No time to waste
In April 2020, weeks after the first reported COVID-19 case in Tennessee, health economists and epidemiologists from the VUMC Departments of Health Policy and Pediatrics and others were working with state health officials on a complex predictive model to chart the trajectory of infections and the resources needed to stop its spread.
“Doing this so fast, and with such a novel and fast-moving disease, has been a new challenge for us,” said team member John Graves, PhD, associate professor of Health Policy.
A month later VUMC pharmacists realized they were among the few in Tennessee who had received a shipment of remdesivir, an antiviral drug newly approved for emergency use in patients severely ill with COVID-19.
There was no time to waste.
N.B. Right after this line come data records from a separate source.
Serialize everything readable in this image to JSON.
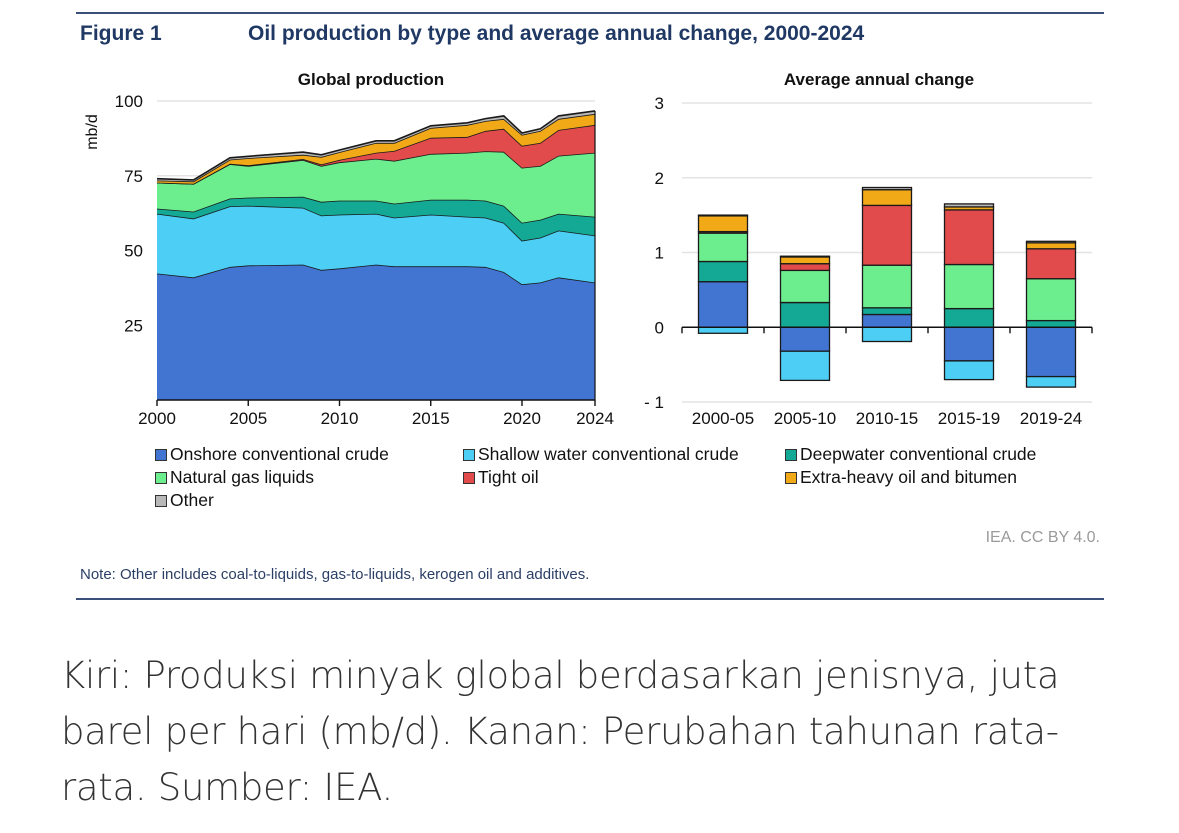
{
  "figure": {
    "label": "Figure 1",
    "title": "Oil production by type and average annual change, 2000-2024",
    "note": "Note: Other includes coal-to-liquids, gas-to-liquids, kerogen oil and additives.",
    "credit": "IEA. CC BY 4.0.",
    "caption": "Kiri: Produksi minyak global berdasarkan jenisnya, juta barel per hari (mb/d). Kanan: Perubahan tahunan rata-rata. Sumber: IEA."
  },
  "colors": {
    "title": "#1f3864",
    "rule": "#3a4f7a",
    "onshore": "#4275d2",
    "shallow": "#4dcff5",
    "deepwater": "#14a995",
    "ngl": "#6ced8e",
    "tight": "#e24b4b",
    "extraheavy": "#f2a917",
    "other": "#b8b8b8"
  },
  "legend": [
    {
      "key": "onshore",
      "label": "Onshore conventional crude"
    },
    {
      "key": "shallow",
      "label": "Shallow water conventional crude"
    },
    {
      "key": "deepwater",
      "label": "Deepwater conventional crude"
    },
    {
      "key": "ngl",
      "label": "Natural gas liquids"
    },
    {
      "key": "tight",
      "label": "Tight oil"
    },
    {
      "key": "extraheavy",
      "label": "Extra-heavy oil and bitumen"
    },
    {
      "key": "other",
      "label": "Other"
    }
  ],
  "chart_data": [
    {
      "type": "area",
      "stacked": true,
      "title": "Global production",
      "xlabel": "",
      "ylabel": "mb/d",
      "ylim": [
        0,
        100
      ],
      "yticks": [
        25,
        50,
        75,
        100
      ],
      "xticks": [
        2000,
        2005,
        2010,
        2015,
        2020,
        2024
      ],
      "grid": true,
      "x": [
        2000,
        2002,
        2004,
        2005,
        2008,
        2009,
        2010,
        2012,
        2013,
        2015,
        2017,
        2018,
        2019,
        2020,
        2021,
        2022,
        2024
      ],
      "series": [
        {
          "key": "onshore",
          "name": "Onshore conventional crude",
          "values": [
            42.3,
            41.0,
            44.5,
            45.0,
            45.3,
            43.5,
            44.0,
            45.3,
            44.7,
            44.7,
            44.7,
            44.5,
            42.8,
            38.7,
            39.3,
            41.0,
            39.3
          ]
        },
        {
          "key": "shallow",
          "name": "Shallow water conventional crude",
          "values": [
            20.0,
            19.7,
            20.3,
            20.0,
            19.0,
            18.2,
            18.0,
            17.0,
            16.3,
            17.3,
            16.6,
            16.5,
            16.5,
            14.6,
            15.0,
            15.7,
            15.7
          ]
        },
        {
          "key": "deepwater",
          "name": "Deepwater conventional crude",
          "values": [
            1.7,
            2.3,
            2.6,
            2.7,
            3.7,
            4.6,
            4.7,
            4.4,
            4.7,
            5.0,
            5.7,
            5.7,
            5.7,
            6.0,
            6.0,
            5.6,
            6.3
          ]
        },
        {
          "key": "ngl",
          "name": "Natural gas liquids",
          "values": [
            8.7,
            9.3,
            11.5,
            10.6,
            12.3,
            12.0,
            12.8,
            14.0,
            14.3,
            15.3,
            15.7,
            16.5,
            18.0,
            18.4,
            18.0,
            19.4,
            21.4
          ]
        },
        {
          "key": "tight",
          "name": "Tight oil",
          "values": [
            0.0,
            0.0,
            0.1,
            0.2,
            0.3,
            0.5,
            0.8,
            2.0,
            3.3,
            5.4,
            5.3,
            6.8,
            7.7,
            7.3,
            7.7,
            8.6,
            9.3
          ]
        },
        {
          "key": "extraheavy",
          "name": "Extra-heavy oil and bitumen",
          "values": [
            0.7,
            0.8,
            1.4,
            2.4,
            1.4,
            2.5,
            2.6,
            3.3,
            2.7,
            3.3,
            4.0,
            3.3,
            3.3,
            3.7,
            4.0,
            3.7,
            3.7
          ]
        },
        {
          "key": "other",
          "name": "Other",
          "values": [
            0.6,
            0.5,
            0.6,
            0.6,
            0.9,
            0.7,
            0.7,
            0.7,
            0.7,
            0.7,
            0.7,
            0.8,
            1.0,
            0.6,
            0.7,
            1.0,
            1.0
          ]
        }
      ]
    },
    {
      "type": "bar",
      "stacked": true,
      "title": "Average annual change",
      "xlabel": "",
      "ylabel": "",
      "ylim": [
        -1,
        3
      ],
      "yticks": [
        -1,
        0,
        1,
        2,
        3
      ],
      "ytick_labels": [
        "- 1",
        "0",
        "1",
        "2",
        "3"
      ],
      "grid": true,
      "categories": [
        "2000-05",
        "2005-10",
        "2010-15",
        "2015-19",
        "2019-24"
      ],
      "series": [
        {
          "key": "onshore",
          "name": "Onshore conventional crude",
          "values": [
            0.61,
            -0.32,
            0.17,
            -0.45,
            -0.66
          ]
        },
        {
          "key": "shallow",
          "name": "Shallow water conventional crude",
          "values": [
            -0.08,
            -0.39,
            -0.19,
            -0.25,
            -0.14
          ]
        },
        {
          "key": "deepwater",
          "name": "Deepwater conventional crude",
          "values": [
            0.27,
            0.33,
            0.09,
            0.25,
            0.09
          ]
        },
        {
          "key": "ngl",
          "name": "Natural gas liquids",
          "values": [
            0.38,
            0.43,
            0.57,
            0.59,
            0.56
          ]
        },
        {
          "key": "tight",
          "name": "Tight oil",
          "values": [
            0.02,
            0.09,
            0.8,
            0.73,
            0.4
          ]
        },
        {
          "key": "extraheavy",
          "name": "Extra-heavy oil and bitumen",
          "values": [
            0.21,
            0.09,
            0.21,
            0.04,
            0.08
          ]
        },
        {
          "key": "other",
          "name": "Other",
          "values": [
            0.01,
            0.01,
            0.03,
            0.04,
            0.02
          ]
        }
      ]
    }
  ]
}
With the support of VUMC leadership, the Tennessee Department of Health and the Tennessee Hospital Association (THA), a “COVIDRX team” of VUMC pharmacists, physicians and others developed a protocol for distributing remdesivir to patients who met specific clinical criteria.
As more remdesivir arrived at VUMC, the team set up a statewide distribution system. By the end of September 2020, when a federal distribution strategy was implemented, the team had responded to more than 1,400 individual requests from 60-plus hospitals across Tennessee.
In October the THA honored the COVIDRX team with its President’s Award. “Extraordinary times called for extraordinary care, and this group of individuals stepped up to the plate to help hundreds of patients in Tennessee,” said THA president and CEO Wendy Long, MD.
In November the U.S. Food and Drug Administration authorized emergency use of an investigational antibody treatment to prevent recently diagnosed COVID-19 patients from developing severe disease. But how could these patients be treated at VUMC without exposing other patients and staff to the virus?
Within 10 days of FDA approval, VUMC leaders conceived and implemented an answer: a COVID Infusion Clinic with a separate entrance in what previously had been parking garage space. Here COVID-19 outpatients could safely receive intravenous infusions of the virus-fighting monoclonal antibody.
“Vanderbilt was among the first institution in the region to offer (infusion therapy),” said the clinic’s medical director, Karen Bloch, MD, MPH. “This would not have been possible without a truly heroic outlay of time and resources by pharmacy, nursing, HealthIT, and clinicians who advocated for their patients to get treated,” she said.
“The pandemic taught us to think outside the box — a box we didn’t even imagine existed,” added clinic manager Kim Lippard, MBA, MSN.
One of the most remarkable responses to COVID-19 was the unprecedented acceleration of vaccine development and distribution. Months before the first vaccine shipments arrived in Nashville in December 2020, VUMC’s COVID Mass Vaccination Team was ready to go.
By August 2021, nearly 200,000 COVID-19 shots had been given to VUMC employees and members of the community. To do that from scratch “is pretty impressive,” said John Morris Jr., MD, associate chief of staff of the Vanderbilt Health System.
Every team member, from occupational health, nursing, pharmacy, HealthIT and more, “was a link that we could not have gone without,” added Lindsay Miller, MSN, RN, associate nursing officer, Adult Ambulatory Clinics. “We had to have everybody to make this work.”